"Theoretically, they could buy a yacht and sail off into the sunset, drinking margaritas if they wanted to," said Paul S. Ryan, a campaign finance expert at the nonpartisan Campaign Legal Center. "In a nutshell, there are no restrictions."
Well, except for two. The rules still prohibit such committees from donating directly to specific candidates and political parties or coordinating their spending with either.
That means none of the $5.1 million collected (as of its latest federal filings) by the Santorum-supporting Red, White, and Blue Fund can go toward eliminating the nearly $1 million debt the former Pennsylvania senator incurred on the trail before he left the race Tuesday.
Much has been made of the influence of super PACs on the 2012 campaign, thanks to a series of federal court rulings that opened the floodgates for such committees to accept unlimited and effectively anonymous contributions from individuals, corporations, and interest groups, and spend it just as liberally. This new kind of fund-raising also means new questions about what becomes of these caches of cash when their founding mission evaporates.
Ryan notes that, unlike the campaign committees formed by individual candidates, super PACs aren't barred from using their money on personal expenditures - a loophole the Federal Elections Commission has unsuccessfully lobbied Congress to close. But, he said, going that route "would be career suicide" for any fund manager.
More likely, a defunct super PAC might dissolve, independently spend in support of other candidates, or refocus its mission toward new causes or charities.
That said, super PACs for erstwhile Republican hopefuls have fallen, like their candidates, on hard times.
When former Utah Gov. Huntsman withdrew from the race in January, the committee backing him, Our Destiny, had less than $900 in its coffers, according to its latest filings. The Perry-affiliated PAC Make Us Great Again can lay claim to $600,000 - a tidy sum, but not likely to sway any national race. (Neither committee responded Wednesday to calls about their future plans.)
So far, both have spent their leftovers on paying bills for media consultants and other services incurred in the campaign. Neither has reported new donations since their candidates bowed out - unless you count that of unlucky retiree Alvin Shoemaker of Madison, N.J., who gave $5,000 to Our Destiny on Jan. 16, mere hours before Huntsman called it quits.
It's too soon to tell what the Santorum-backing Red, White, and Blue Fund has left in its bank. As of Feb. 29, it reported $365,000 cash on hand, but it has since disclosed half-million-dollar ad buys to support Santorum's grueling primary fights in states like Ohio and Wisconsin.
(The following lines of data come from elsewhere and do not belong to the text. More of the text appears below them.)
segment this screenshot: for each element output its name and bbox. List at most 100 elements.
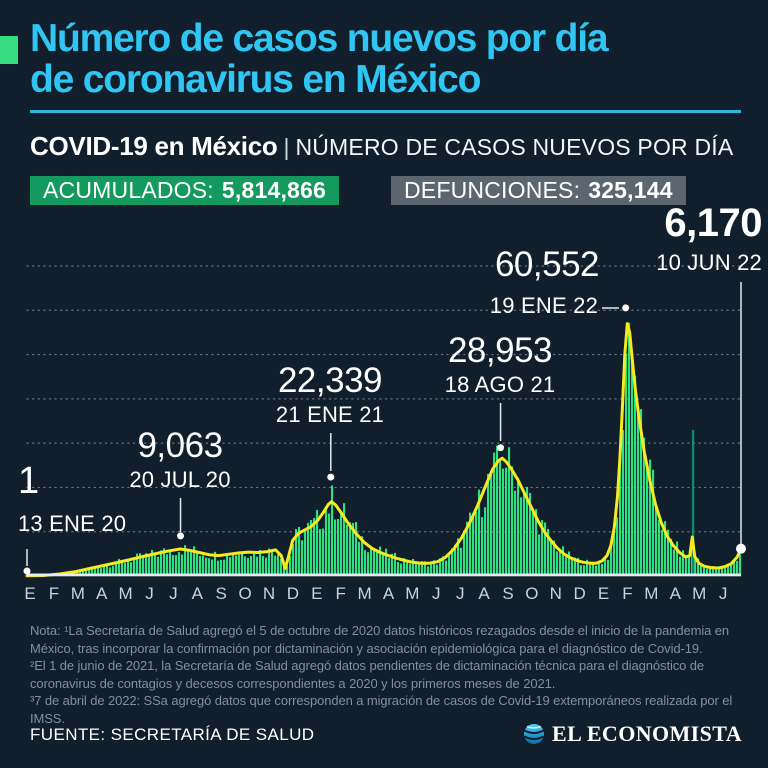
annotation-date: 18 AGO 21 — [444, 372, 556, 397]
daily-bar — [400, 563, 403, 576]
daily-bar — [655, 505, 658, 576]
daily-bar — [484, 507, 487, 576]
daily-bar — [529, 492, 532, 576]
daily-bar — [700, 563, 703, 576]
daily-bar — [631, 359, 634, 576]
daily-bar — [730, 565, 733, 576]
daily-bar — [499, 459, 502, 576]
footnote-3: ³7 de abril de 2022: SSa agregó datos qu… — [30, 693, 733, 726]
daily-bar — [433, 560, 436, 576]
daily-bar — [538, 534, 541, 576]
daily-bar — [403, 558, 406, 576]
daily-bar — [127, 560, 130, 576]
daily-bar — [226, 553, 229, 576]
daily-bar — [265, 557, 268, 576]
daily-bar — [328, 513, 331, 576]
daily-bar — [481, 517, 484, 576]
acumulados-badge: ACUMULADOS: 5,814,866 — [30, 176, 340, 205]
daily-bar — [454, 544, 457, 576]
kicker-main: COVID-19 en México — [30, 131, 278, 161]
annotation-value: 6,170 — [664, 201, 762, 245]
annotation-dot — [736, 543, 746, 554]
x-axis-label: O — [525, 584, 539, 603]
daily-bar — [616, 517, 619, 576]
x-axis-label: F — [335, 584, 346, 603]
daily-bar — [667, 529, 670, 576]
daily-bar — [649, 459, 652, 576]
defunciones-label: DEFUNCIONES: — [404, 177, 581, 203]
page-title-line1: Número de casos nuevos por día — [30, 17, 609, 60]
daily-bar — [106, 564, 109, 576]
daily-bar — [58, 573, 61, 576]
daily-bar — [430, 562, 433, 576]
daily-bar — [304, 529, 307, 576]
daily-bar — [109, 567, 112, 576]
daily-bar — [574, 557, 577, 576]
x-axis-label: M — [405, 584, 420, 603]
kicker-subtitle: NÚMERO DE CASOS NUEVOS POR DÍA — [295, 134, 734, 160]
title-divider-rule — [30, 110, 741, 113]
daily-bar — [235, 555, 238, 576]
daily-bar — [43, 575, 46, 576]
source-credit: FUENTE: SECRETARÍA DE SALUD — [30, 725, 315, 744]
daily-bar — [262, 556, 265, 576]
daily-bar — [151, 549, 154, 576]
daily-bar — [85, 570, 88, 576]
accent-square — [0, 36, 18, 64]
daily-bar — [100, 568, 103, 576]
daily-bar — [436, 564, 439, 576]
daily-bar — [553, 540, 556, 576]
daily-bar — [496, 445, 499, 576]
daily-bar — [406, 562, 409, 576]
daily-bar — [193, 546, 196, 576]
daily-bar — [736, 560, 739, 576]
annotation-date: 19 ENE 22 — [489, 293, 598, 318]
daily-bar — [163, 548, 166, 576]
daily-bar — [379, 546, 382, 576]
daily-bar — [346, 524, 349, 576]
daily-bar — [148, 554, 151, 576]
daily-bar — [70, 571, 73, 576]
daily-bar — [487, 473, 490, 576]
daily-bar — [310, 519, 313, 576]
annotation-value: 22,339 — [277, 361, 383, 400]
daily-bar — [322, 528, 325, 576]
daily-bar — [361, 536, 364, 576]
daily-bar — [196, 552, 199, 576]
daily-bar — [271, 551, 274, 576]
daily-bar — [307, 522, 310, 576]
daily-bar — [364, 550, 367, 576]
x-axis-label: A — [191, 584, 203, 603]
daily-bar — [460, 547, 463, 576]
outlier-bar — [691, 429, 695, 576]
daily-bar — [211, 559, 214, 576]
daily-bar — [688, 554, 691, 576]
daily-bar — [115, 563, 118, 576]
daily-bar — [457, 538, 460, 576]
x-axis-label: A — [96, 584, 108, 603]
daily-bar — [475, 511, 478, 576]
annotation-value: 9,063 — [137, 426, 223, 465]
daily-bar — [79, 571, 82, 576]
x-axis-label: E — [597, 584, 610, 603]
footnote-1: Nota: ¹La Secretaría de Salud agregó el … — [30, 623, 730, 656]
daily-bar — [382, 554, 385, 576]
daily-bar — [577, 557, 580, 576]
x-axis-label: E — [24, 584, 36, 603]
daily-bar — [661, 529, 664, 576]
daily-bar — [712, 566, 715, 576]
daily-bar — [511, 466, 514, 576]
acumulados-label: ACUMULADOS: — [43, 177, 214, 203]
daily-bar — [682, 550, 685, 576]
daily-bar — [715, 568, 718, 576]
daily-bar — [94, 566, 97, 576]
daily-bar — [523, 492, 526, 576]
daily-bar — [82, 569, 85, 576]
annotation-value: 60,552 — [494, 245, 600, 284]
x-axis-label: N — [262, 584, 276, 603]
daily-bar — [724, 565, 727, 576]
daily-bar — [202, 555, 205, 576]
daily-bar — [517, 477, 520, 576]
daily-bar — [337, 519, 340, 576]
x-axis-label: N — [549, 584, 562, 603]
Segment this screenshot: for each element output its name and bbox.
Its next reports are due next week. Its managers, too, are mum about the future, though its top donor - Wyoming billionaire and former Chadds Ford resident Foster Friess, who gave $1.7 million in all - vowed this week to open his wallet for Romney.
"Right now, it would be safe to report that we haven't yet made any announcements about the future," fund spokesman Stuart Roy said Wednesday.
Perhaps the most illuminating example thus far of a super PAC in its second act comes from satirist Stephen Colbert and Americans for a Better Tomorrow, Tomorrow - the super PAC he formed for his write-in candidacy in the South Carolina primary.
Via his Comedy Central show and its sister program, The Daily Show with Jon Stewart, Colbert's fund managed to rake in about $1 million before it went belly-up.
And while Stewart may have joked of spending it on tiaras, the world's fanciest omelet (cooked live on air by celebrity chef Mario Battali), and airplanes to write obscene messages in the clouds, its actual outlays were mundane. Aside from paying off the show's writers, advertising consultants, and Comedy Central's corporate owner, Colbert's super PAC financed a line of T-shirts with the inexplicable message "Turtles don't like peanut butter" - now available on his website.
But, hey, it's not as if he didn't give fair warning.